Organic Chemistry Portal
Organic Chemistry Highlights

Monday, May 23, 2022
Douglass F. Taber
University of Delaware

Reactions of Alkenes: The Yang Synthesis of Bisdihydrotuberostemonine D

Qiang Liu and Yibiao Li of Wuyi University developed a simple protocol for exchanging deuterium into the alkene 1, leading to 2 (Org. Lett. 2021, 23, 7412. DOI: 10.1021/acs.orglett.1c02600). Joseph M. Ready of the UT Southwestern Medical Center found that under visible irradiation, the activated ester 4 could be added to the alkene 3, leading to the anti-Markovnikov ester 5 (ACS Catal. 2021, 11, 13714. DOI: 10.1021/acscatal.1c03969). In a parallel investigation, Bing Han of Lanzhou University assembled the anti-Markovnikov carbonate 8 by photochemically-promoted combination of the alkene 6 with the oxime carbonate 7 (Angew. Chem. Int. Ed. 2021, 60, 21997. DOI: 10.1002/anie.202107118). Zachary K. Wickens of the University of Wisconsin showed that via electrolyic oxidation of thianthracene 9, the alkene 6 could be converted to the Z-allylic amine 10 (J. Am. Chem. Soc. 2021, 143, 21503. DOI: 10.1021/jacs.1c11763).

Ignacio Funes-Ardoiz of the Universidad de La Rioja and Juntao Ye of Shanghai Jiao Tong University prepared the alkylated malonate 12 by the photochemically-promoted addition of diethyl malonate 11 to the alkene 6 (J. Am. Chem. Soc. 2021, 143, 11251. DOI: 10.1021/jacs.1c05852). Yasuhiro Yamashita and Shū Kobayashi of the University of Tokyo also used visible light to effect the coupling of the silyl enol ether 13 with the alkene 14, leading to the alkylated cyclohexanone 15 (Org. Lett. 2021, 23, 5693. DOI: 10.1021/acs.orglett.1c01824). Yusuke Ano of Osaka University used a Pd catalyst to mediate the 1,1-addition of the bromoalkyne 17 to the alkene 16, to give 18 (Chem. Sci. 2021, 12, 12326. DOI: 10.1039/D1SC02873A). Chao Yang and Wujiong Xia of the Harbin Institute of Technology developed the photochemically-promoted addition of ethyl diazoacetate 20 and a diaryl amine to the alkene 19, leading to the γ-aminoester 21 (Org. Lett. 2021, 23, 6278. DOI: 10.1021/acs.orglett.1c02071).

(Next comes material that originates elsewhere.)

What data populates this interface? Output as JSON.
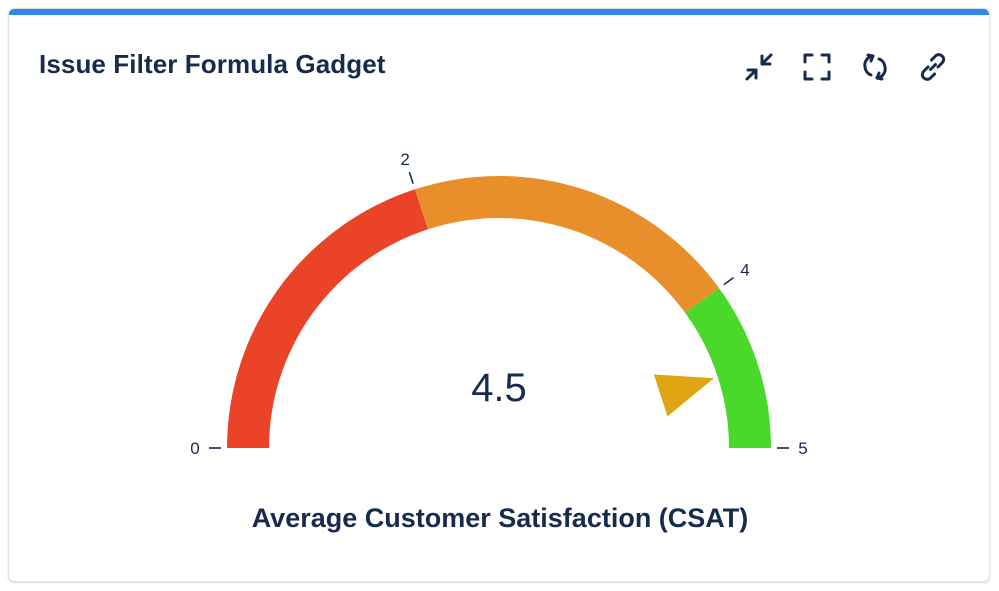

Under the photochemical conditions devised by Chuan-Ming Jin of Hubei Normal University and Ji-Chang Xiao of the Shanghai Institute of Organic Chemistry, cyanide was generated in situ, allowing the assembly of the cyanoester 23 by the addition of the bromoacetate 22 to the alkene 6 (Chem. Commun. 2021, 57, 2649. DOI: 10.1039/D1CC00160D). Xiao-Feng Wu of the Dalian Institute of Chemical Physics established the directed Pd-catalyzed carbonylation of the alkene 24, leading to the β-boryl ketone 25 (Chem. Sci. 2021, 12, 10341. DOI: 10.1039/D1SC02785A). Ramesh Giri of Pennsylvania State University assembled the ketone 29 by Ni-catalyzed addition of the enol triflate 28 and the aryl borate 27 to the alkene 26 (Angew. Chem. Int. Ed. 2021, 60, 19092. DOI: 10.1002/anie.202104871). Alain de Mesmaeker of Syngenta showed that the intermediate enamine from the addition of the dialkyl amide 30 to the alkene 6 could be coupled with ethyl acrylate 31, to give the cyclobutanone 32 (Helv. Chim. Acta 2021, 104, e2100022. DOI: 10.1002/hlca.202100022).

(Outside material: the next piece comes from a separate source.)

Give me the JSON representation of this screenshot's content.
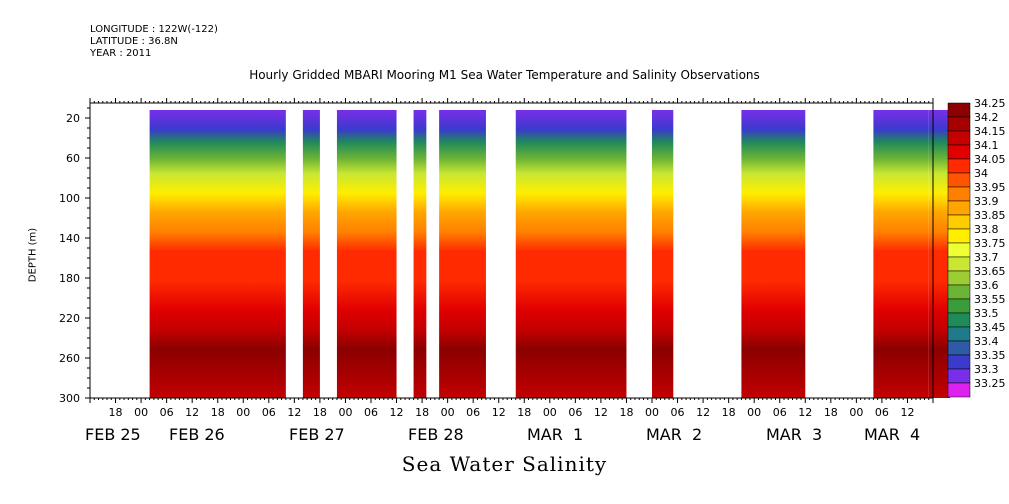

The alkaloid bisdihydrotuberostemonine D (35) was isolated from the roots of the Chinese vine Stemona tuberosa. En route to 35, Yu-Rong Yang of the Kunming Institute of Botany demonstrated that the exo methylene of 33 could be isomerized to the more stable endocyclic alkene 34 in the presence of the internal alkene (J. Am. Chem. Soc. 2021, 143, 20622. DOI: 10.1021/jacs.1c11265).

D. F. Taber, Org. Chem. Highlights 2022, May 23.